L’indépendance contre la démocratie
Lundi 13 janvier, Ursula von der Leyen et l’ensemble des nouveaux commissaires ont pris le chemin de Luxembourg pour y prêter le rituel « serment d’indépendance » de la Commission européenne devant les juges de la Cour de justice de l’Union européenne, marquant ainsi officiellement l’entrée en fonction de la nouvelle Commission européenne.

La chose peut surprendre au terme des longues tractations politiques qui ont présidé à la naissance de l’exécutif européen, mais elle rappelle que la Commission agit aussi (et peut-être avant tout) en régulateur en chef du Marché unique. Les commissaires rejoignent ainsi la famille très large de ces décideurs publics qui, de la Banque centrale européenne à l’Autorité de la concurrence, du Conseil supérieur de l’audiovisuel à la Cour des comptes tirent une part de leur légitimité politique de leur « indépendance » revendiquée à l’égard du politique.
La scène des pouvoirs qui invoquent ainsi une extériorité au circuit de la politique représentative ou du commandement bureaucratique n’a pas cessé depuis les années 1980 de se peupler de nouvelles figures et de pénétrer de nouveaux domaines de l’action publique. C’est à elle qu’on fait désormais immanquablement appel quand il s’agit aujourd’hui de garantir la concurrence libre et non faussée des marchés les plus divers, de protéger les données personnelles, de définir les taux d’intérêt, de prévenir des conflits d’intérêts des gouvernants, de réguler la finance, l’audiovisuel, etc. Et c’est en son nom qu’on évalue, enquête, régule, juge, arbitre, épingle, voire sanctionne.
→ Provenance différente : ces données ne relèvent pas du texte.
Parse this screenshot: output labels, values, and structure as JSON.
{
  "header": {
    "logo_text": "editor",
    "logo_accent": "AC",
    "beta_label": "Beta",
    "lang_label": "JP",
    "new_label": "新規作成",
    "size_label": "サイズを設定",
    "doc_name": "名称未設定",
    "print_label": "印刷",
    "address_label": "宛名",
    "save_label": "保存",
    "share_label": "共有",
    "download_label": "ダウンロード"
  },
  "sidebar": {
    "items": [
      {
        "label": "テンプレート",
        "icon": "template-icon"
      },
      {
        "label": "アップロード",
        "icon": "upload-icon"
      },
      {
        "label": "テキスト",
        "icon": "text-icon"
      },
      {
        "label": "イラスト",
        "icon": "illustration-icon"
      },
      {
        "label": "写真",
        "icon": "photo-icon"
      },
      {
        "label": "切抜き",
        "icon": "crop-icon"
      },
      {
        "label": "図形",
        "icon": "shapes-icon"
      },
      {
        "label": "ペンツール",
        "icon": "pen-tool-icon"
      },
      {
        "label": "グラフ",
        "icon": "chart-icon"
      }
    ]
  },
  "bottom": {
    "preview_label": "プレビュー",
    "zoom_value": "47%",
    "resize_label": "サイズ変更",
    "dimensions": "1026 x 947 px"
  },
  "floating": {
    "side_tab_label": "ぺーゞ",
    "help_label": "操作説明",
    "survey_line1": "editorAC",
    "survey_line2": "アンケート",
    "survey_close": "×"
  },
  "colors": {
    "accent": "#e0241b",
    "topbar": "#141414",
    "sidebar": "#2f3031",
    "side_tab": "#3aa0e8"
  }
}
Les médias peinent du reste à rendre compte de cette étonnante ubiquité sociale et sont aujourd’hui contraints de multiplier les labels pour identifier ces nouveaux lieux de pouvoir : « sages » du Palais Royal ou de la rue Cambon, « gendarme » de la bourse, « avocat » de la concurrence, « protecteur » des données personnelles, « vigie » des finances publiques, « garant » des primaires des partis politiques, etc.